Performance is measured by accuracy and average predictive entropy (PE_avg), a token‑wise entropy normalized by sequence length. The key findings are: (1) Position bias is primarily model‑driven. Qwen2.5‑7B‑Instruct, DeepSeek‑7B‑Chat, and Mistral‑7B‑Instruct exhibit a strong late‑position bias, preferring relevant information at the bottom of the context, while Llama3‑8B‑Instruct shows the classic early‑position bias. The authors attribute these differences to variations in training data distribution, attention mechanisms, and positional encoding schemes. (2) Explicitly instructing the model that “the most relevant context is marked as 1” consistently degrades accuracy across all languages and models, even though the instruction is semantically correct. The degradation is attributed to the use of random distractors, which cause the model to over‑trust the label rather than the actual content, contrasting with prior work that used semantically relevant distractors. (3) Accuracy drops most sharply when the relevant passage is placed in the middle, yet the average predictive entropy does not increase correspondingly. This reveals a confidence‑accuracy gap: the model remains confident (low entropy) while failing to use mid‑context cues.
Language‑specific nuances are observed: overall accuracy follows English > German > Russian > Vietnamese > Hindi, and the middle‑position penalty is more pronounced for morphologically rich languages (Hindi, Vietnamese), suggesting tokenization and lexical diversity affect bias magnitude.
The paper discusses practical implications.

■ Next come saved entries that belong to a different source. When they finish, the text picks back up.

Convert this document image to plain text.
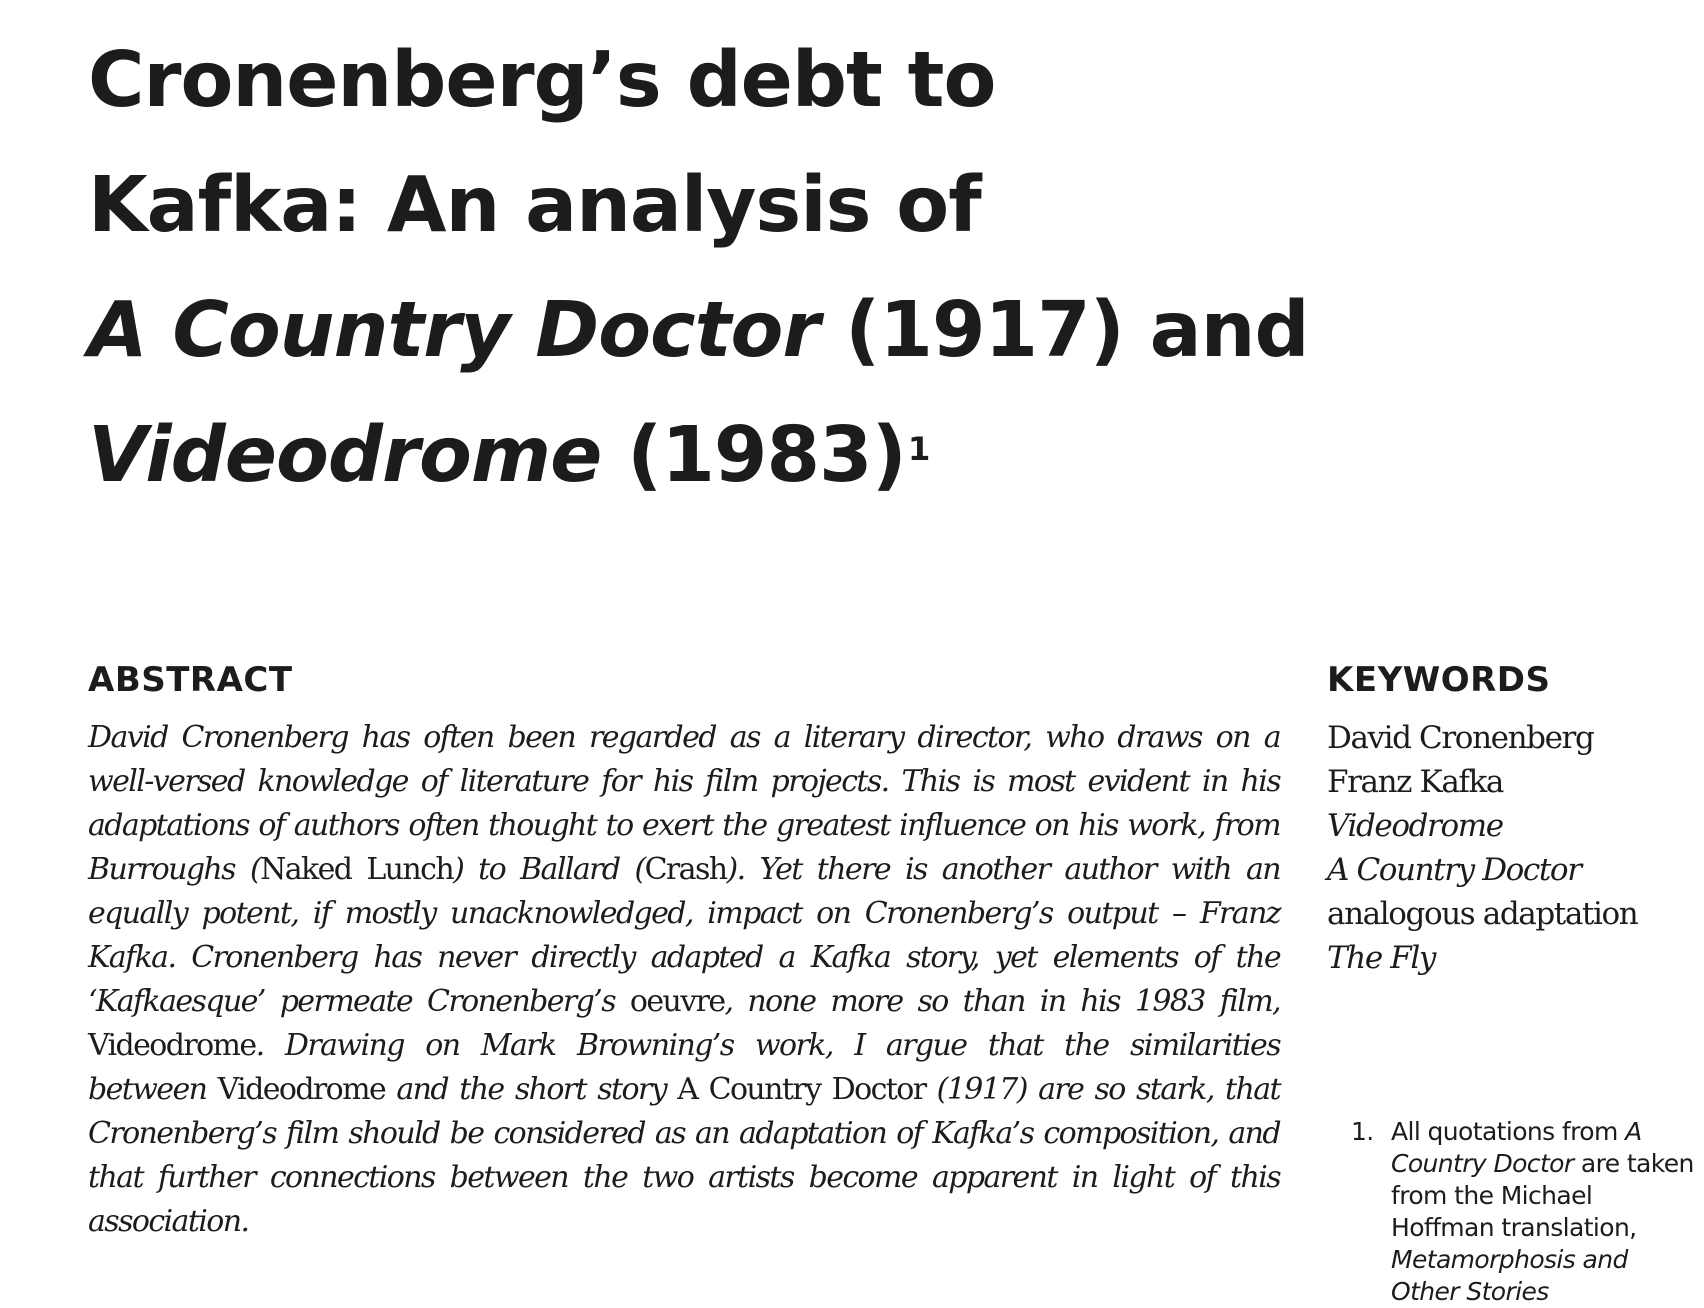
Cronenberg’s debt to
Kafka: An analysis of
A Country Doctor (1917) and
Videodrome $(1983)^1$
ABSTRACT

David Cronenberg has often been regarded as a literary director, who draws on a well-versed knowledge of literature for his film projects. This is most evident in his adaptations of authors often thought to exert the greatest influence on his work, from Burroughs (Naked Lunch) to Ballard (Crash). Yet there is another author with an equally potent, if mostly unacknowledged, impact on Cronenberg’s output – Franz Kafka. Cronenberg has never directly adapted a Kafka story, yet elements of the ‘Kafkaesque’ permeate Cronenberg’s oeuvre, none more so than in his 1983 film, Videodrome. Drawing on Mark Browning’s work, I argue that the similarities between Videodrome and the short story A Country Doctor (1917) are so stark, that Cronenberg’s film should be considered as an adaptation of Kafka’s composition, and that further connections between the two artists become apparent in light of this association.

KEYWORDS
David Cronenberg
Franz Kafka
Videodrome
A Country Doctor
analogous adaptation
The Fly
1. All quotations from A Country Doctor are taken from the Michael Hoffman translation, Metamorphosis and Other Stories
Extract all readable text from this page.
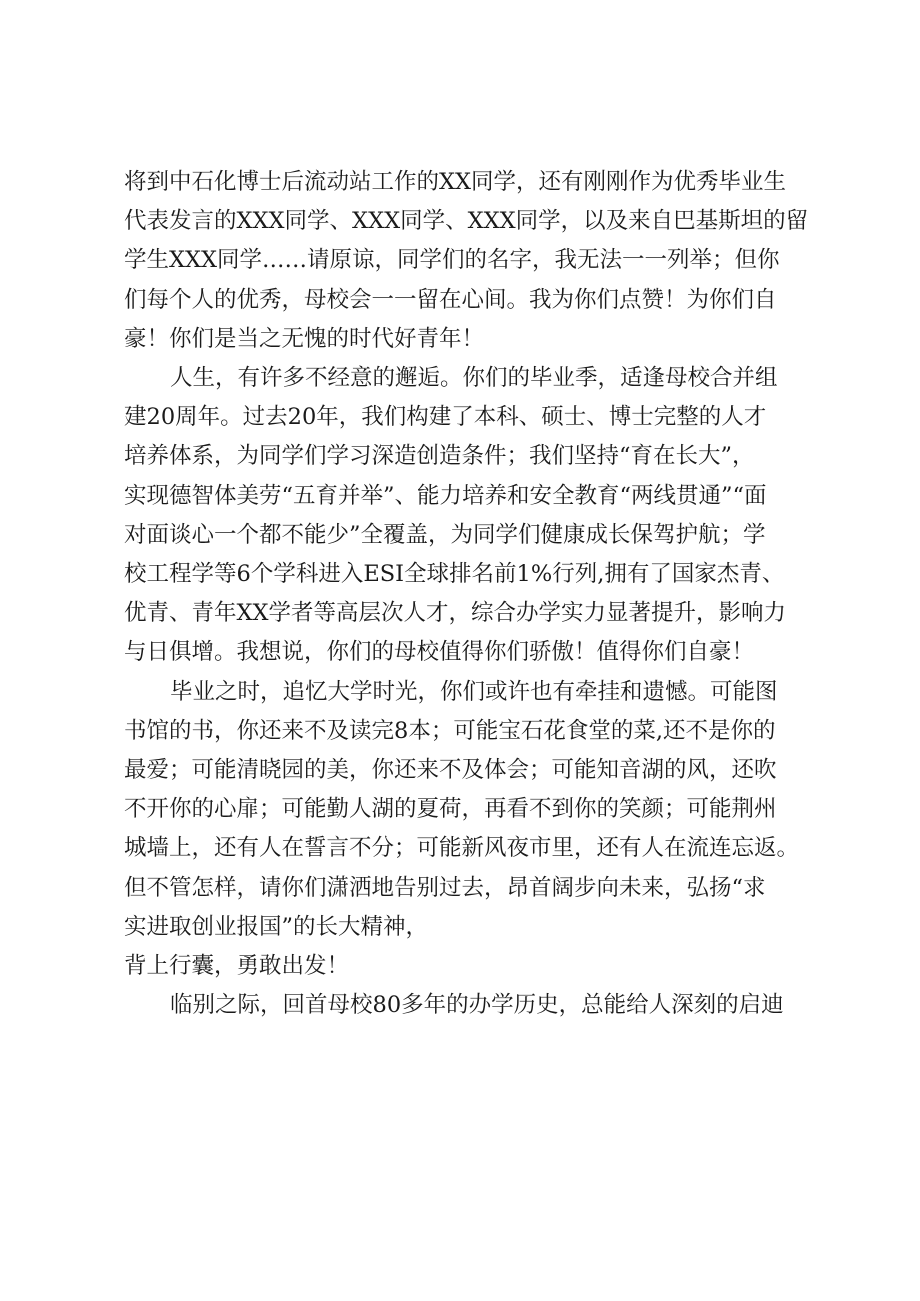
将到中石化博士后流动站工作的XX同学，还有刚刚作为优秀毕业生
代表发言的XXX同学、XXX同学、XXX同学，以及来自巴基斯坦的留
学生XXX同学……请原谅，同学们的名字，我无法一一列举；但你
们每个人的优秀，母校会一一留在心间。我为你们点赞！为你们自
豪！你们是当之无愧的时代好青年！

人生，有许多不经意的邂逅。你们的毕业季，适逢母校合并组
建20周年。过去20年，我们构建了本科、硕士、博士完整的人才
培养体系，为同学们学习深造创造条件；我们坚持“育在长大”，
实现德智体美劳“五育并举”、能力培养和安全教育“两线贯通”“面
对面谈心一个都不能少”全覆盖，为同学们健康成长保驾护航；学
校工程学等6个学科进入ESI全球排名前1%行列,拥有了国家杰青、
优青、青年XX学者等高层次人才，综合办学实力显著提升，影响力
与日俱增。我想说，你们的母校值得你们骄傲！值得你们自豪！

毕业之时，追忆大学时光，你们或许也有牵挂和遗憾。可能图
书馆的书，你还来不及读完8本；可能宝石花食堂的菜,还不是你的
最爱；可能清晓园的美，你还来不及体会；可能知音湖的风，还吹
不开你的心扉；可能勤人湖的夏荷，再看不到你的笑颜；可能荆州
城墙上，还有人在誓言不分；可能新风夜市里，还有人在流连忘返。
但不管怎样，请你们潇洒地告别过去，昂首阔步向未来，弘扬“求
实进取创业报国”的长大精神，

背上行囊，勇敢出发！

临别之际，回首母校80多年的办学历史，总能给人深刻的启迪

Retrieval‑augmented generation pipelines should not assume a universal “recent or initial token priority” when reordering documents; model‑specific and language‑specific reordering strategies are needed. Chain‑of‑Thought prompting that includes explicit positional guidance may harm performance and should be applied cautiously. Finally, because entropy alone fails to capture the uncertainty associated with position bias, additional diagnostics such as attention‑weight analysis or position‑sensitivity metrics are recommended for future bias‑mitigation research. The authors release their code on GitHub for reproducibility.